The young D’Arcy, now a Communist, soon discovered a flair for leadership and publicity. He defied police orders and marched his striking building workers down Edinburgh’s Princes Street to the applause of passers-by and addressed a crowd in Parliament Square from the back of a horse and cart. British workers kept their tea break.
Hugh D’Arcy was born into grinding poverty in Pipe Street, Portobello, one of 12 children. His father, a miner, was unemployed for most of his remaining life after the General Strike of 1926.
The D’Arcys survived on two-day-old bread sold off cheaply, a staple of Scottish working-class life in the Great Depression. Young Hugh began working life in the days when a bricklayer had to buy their own tools – plumb rule, trowel, hammers and chisels. Hard conditions and the casual nature of employment in the construction industry turned him into a militant.
So did Fascism. Aged only 17, D’Arcy went to London to seek work. He was present in 1936 when Oswald Mosley and his Blackshirts tried to march through the Jewish quarter of East London. The experience led D’Arcy to join the Communist Party.
In the 1950s and 1960s, D’Arcy rose to prominence as a union leader in the building industry. In 1971, the various unions in the sector merged to create the Union of Construction, Allied Trades and Technicians, or UCATT. D’Arcy became a member of the union’s executive council, though his relations with George Smith, the general secretary, were not always cordial.
D’Arcy was a key figure in the 1972 Building Workers’ Strike, which successfully mimicked the flying picket tactics pioneered by the miners. Much of D’Arcy’s efforts were directed at improving the appalling safety conditions in the construction industry and fighting against the organised (and illegal) blacklisting of union activists.
D’Arcy himself had often fallen foul of blacklisting. In 1947, he was blacklisted from the construction site of the Grangemouth petrochemical plant – scene of another industrial relations crisis last year. The threat of a stoppage forced management’s hand and D’Arcy was hired.
Hugh D’Arcy never achieved the prominence of some other Scottish trades unionists of the post-war period such as Jimmy Reid, Mick McGahey, John Pollock, George Middleton and Jimmy Milne. But D’Arcy was influential behind the scenes. In March 1975, he and the STUC General Council met Prime Minister Harold Wilson and the Labour Cabinet at an hotel next to Glasgow Airport for a two-day summit meeting.
D’Arcy, a Communist, pressed Wilson for a commitment to create an elected Scottish Assembly, which the Cabinet duly gave. This was a crucial turning point as the leadership of the Labour Party in Scotland was still opposed to devolution.
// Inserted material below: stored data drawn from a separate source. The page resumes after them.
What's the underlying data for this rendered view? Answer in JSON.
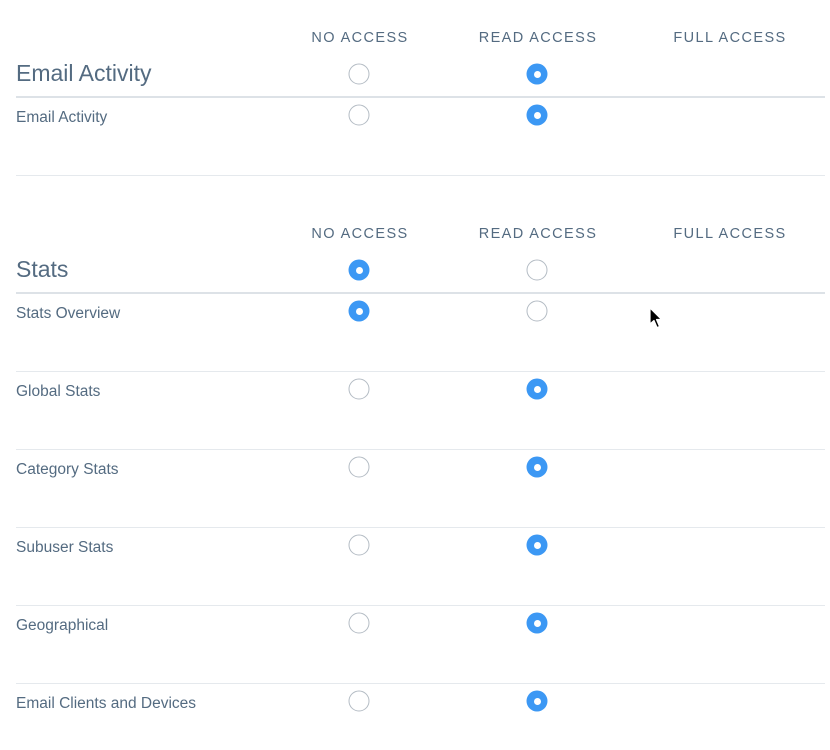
{
  "columns": {
    "no_access": "NO ACCESS",
    "read_access": "READ ACCESS",
    "full_access": "FULL ACCESS"
  },
  "sections": [
    {
      "title": "Email Activity",
      "header_selection": "read",
      "rows": [
        {
          "label": "Email Activity",
          "selection": "read"
        }
      ]
    },
    {
      "title": "Stats",
      "header_selection": "none",
      "rows": [
        {
          "label": "Stats Overview",
          "selection": "none"
        },
        {
          "label": "Global Stats",
          "selection": "read"
        },
        {
          "label": "Category Stats",
          "selection": "read"
        },
        {
          "label": "Subuser Stats",
          "selection": "read"
        },
        {
          "label": "Geographical",
          "selection": "read"
        },
        {
          "label": "Email Clients and Devices",
          "selection": "read"
        }
      ]
    }
  ],
  "colors": {
    "accent": "#3c98f4",
    "text": "#546b81",
    "divider": "#dde2e7"
  }
}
Only the month before he died, Hugh D’Arcy published his autobiography, A Bible of Discontent: The Memoir of Hugh D’Arcy, Bricklayer and Trade Unionist. He remained a Communist and a fervent admirer of Joseph Stalin. In his memoir, not quite tongue in cheek, D’Arcy explains why he stayed loyal to his convictions: “There’s one good reason why I’ll never leave – I don’t think I’ll get into heaven if I ever left the Communist Party.”
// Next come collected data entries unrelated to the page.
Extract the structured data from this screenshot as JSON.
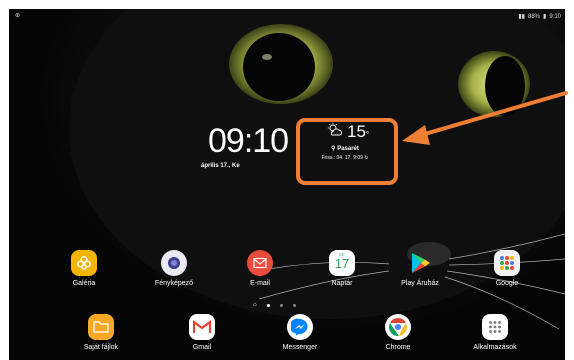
{
  "clock": {
    "time": "09:10",
    "date": "április 17., Ke"
  },
  "weather": {
    "temperature": "15",
    "degree": "°",
    "location": "Pasarét",
    "updated": "Friss.: 04. 17. 9:09"
  },
  "status": {
    "battery": "88%",
    "time": "9:10"
  },
  "apps_row1": [
    {
      "label": "Galéria",
      "icon": "flower-icon",
      "color": "#f5b400"
    },
    {
      "label": "Fényképező",
      "icon": "camera-icon",
      "color": "#eaeaf5"
    },
    {
      "label": "E-mail",
      "icon": "mail-icon",
      "color": "#e94b3c"
    },
    {
      "label": "Naptár",
      "icon": "calendar-icon",
      "color": "#ffffff",
      "day": "17",
      "weekday": "KE"
    },
    {
      "label": "Play Áruház",
      "icon": "play-store-icon",
      "color": "#ffffff"
    },
    {
      "label": "Google",
      "icon": "google-folder-icon",
      "color": "#f2f2f2"
    }
  ],
  "apps_row2": [
    {
      "label": "Saját fájlok",
      "icon": "folder-icon",
      "color": "#f9a825"
    },
    {
      "label": "Gmail",
      "icon": "gmail-icon",
      "color": "#ffffff"
    },
    {
      "label": "Messenger",
      "icon": "messenger-icon",
      "color": "#ffffff"
    },
    {
      "label": "Chrome",
      "icon": "chrome-icon",
      "color": "#ffffff"
    },
    {
      "label": "Alkalmazások",
      "icon": "apps-grid-icon",
      "color": "#ffffff"
    }
  ],
  "colors": {
    "highlight": "#ef7e35"
  }
}
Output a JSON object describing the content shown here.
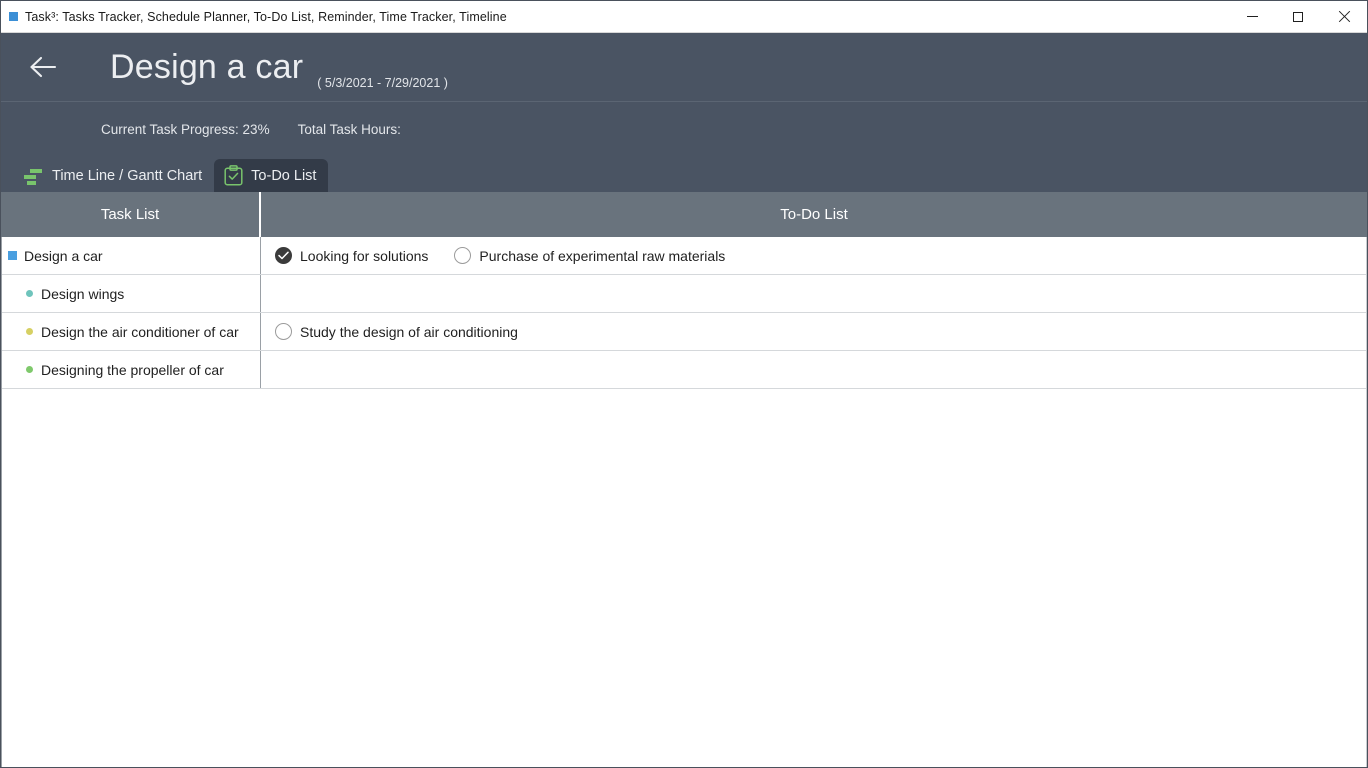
{
  "window": {
    "title": "Task³: Tasks Tracker, Schedule Planner, To-Do List, Reminder, Time Tracker, Timeline",
    "app_icon": "app-square-icon",
    "controls": {
      "minimize": "minimize-icon",
      "maximize": "maximize-icon",
      "close": "close-icon"
    }
  },
  "header": {
    "back_icon": "back-arrow-icon",
    "title": "Design a car",
    "date_range": "( 5/3/2021 - 7/29/2021 )",
    "progress_label": "Current Task Progress: 23%",
    "hours_label": "Total Task Hours:",
    "background_color": "#4a5463"
  },
  "tabs": [
    {
      "label": "Time Line / Gantt Chart",
      "icon": "gantt-chart-icon",
      "active": false
    },
    {
      "label": "To-Do List",
      "icon": "clipboard-check-icon",
      "active": true
    }
  ],
  "table": {
    "headers": {
      "task_list": "Task List",
      "todo_list": "To-Do List"
    },
    "header_background": "#69737d",
    "rows": [
      {
        "task": "Design a car",
        "bullet": "square",
        "bullet_color": "#4a9fe0",
        "level": 0,
        "todos": [
          {
            "label": "Looking for solutions",
            "checked": true
          },
          {
            "label": "Purchase of experimental raw materials",
            "checked": false
          }
        ]
      },
      {
        "task": "Design wings",
        "bullet": "dot",
        "bullet_color": "#6fc4bc",
        "level": 1,
        "todos": []
      },
      {
        "task": "Design the air conditioner of car",
        "bullet": "dot",
        "bullet_color": "#d6d063",
        "level": 1,
        "todos": [
          {
            "label": "Study the design of air conditioning",
            "checked": false
          }
        ]
      },
      {
        "task": "Designing the propeller of car",
        "bullet": "dot",
        "bullet_color": "#7fc96c",
        "level": 1,
        "todos": []
      }
    ]
  }
}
For working-class men and women of D’Arcy’s generation, the comradeship, purpose and sense of identity bequeathed by membership of the Communist Party – whatever its historical failings – was life-enhancing.
When the old incarnation of the CPGB dissolved in 1991 with the collapse of the Soviet Union, D’Arcy and some of his close comrades simply repaired to an Edinburgh pub and re-founded it.
Perhaps the only measurable shift in D’Arcy’s politics came at the very end of his life when he declared for a Yes vote in the Scottish referendum, saying that there was a better chance of the Communist revolution after independence. He died still willing a better world into existence.
Hugh D’Arcy is survived by his wife Janet and sons Ian, Robert, James and Hugh.